Operation and maintenance cost. So, we have a number of funding mechanisms. We are not able to utilize mobility fees for operation and maintenance. Those are for capital costs only but we do have gas taxes and we have a sales tax, an infrastructure sales tax that expires in a few years but right now we utilize that and then we have the general fund as well. But that is how we address that. We do that through the road and bridge Department and that fun.

You go, very much, panelists. I appreciate your contributions I am going to turn it back over to Pepper now to close things back up.

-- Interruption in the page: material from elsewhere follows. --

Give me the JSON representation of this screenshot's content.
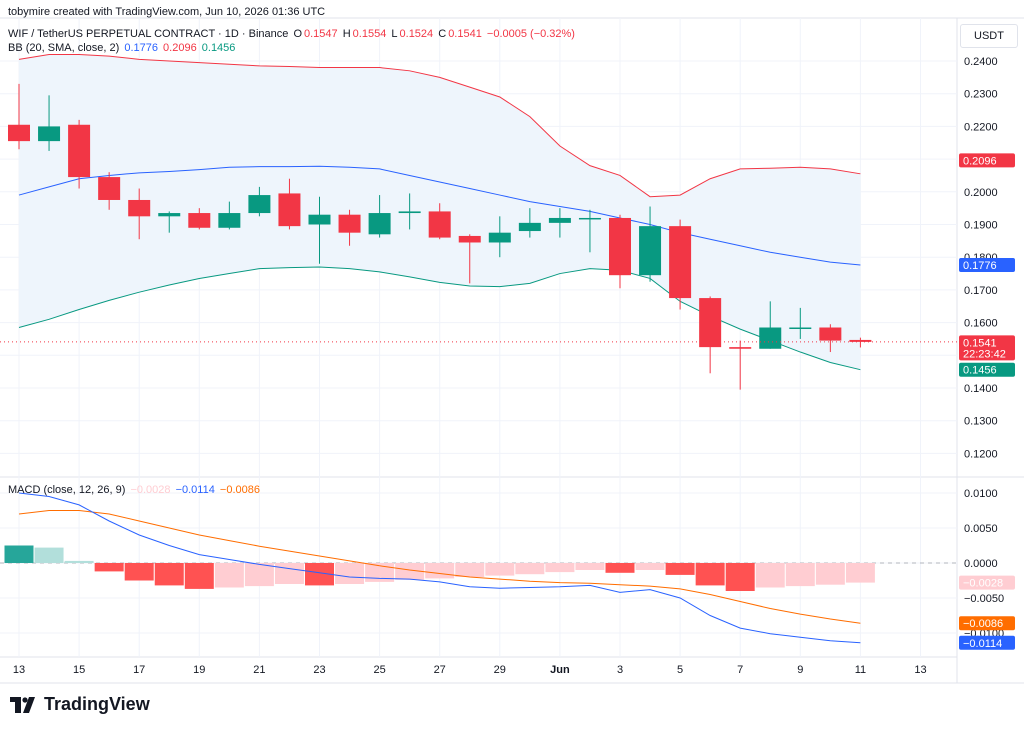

Thank you, Sasha. Hopefully everybody can hear me right now. I want to let people know about our upcoming webinars. And virtual exchanges. We are pulling up a table that shows our events coming up in July, August, September and October. The next is July 23 and that covers special assessments and transportation improvement districts. The link at the top will take you to a page where you can register for each of these. If you will take a look to the left of the slide you will see a file share pod and that has all of the presentations from today. And if you highlight one of those files and then click the button in the upper right corner of that window you will have a chance to download all of the files or individual files. There is also a button at the bottom that says download files so you can grab all of them at once or just the ones that you want. In addition, as I promised, I will let you know how to obtain confirmation of your participation in the event today. If you look at the notes up in the corner you can see an email address. That is ValueCapture@dot.gov. Send an email to that regarding your participation and you will get confirmation back on your participation in today's Value Capture Virtual Peer Exchanges. I also want to bring up a short evaluation for the event today. It is a few short questions. If you could please provide us please provide us with some feedback and how we can improve future events. We would greatly appreciate that if you would just take a few seconds to complete that evaluation for us. I want to give a thank you to all of the presenters today. For their time in being a part of today's event. Also the support of the web conferencing folks at the Federal Highway Administration. We really appreciate their ongoing support also to the Value Capture team. And also thank you to our moderator, Sasha from IMG Rebel. With that we will wrap up today’s event. Again, please look at the file share pod for a recording of the webinar and the slides will also be posted on the Federal Highway Administration website. With that, we will conclude today's event and thank you, for your participation.

This concludes today's call. Thank you, for your participation. You may now disconnect.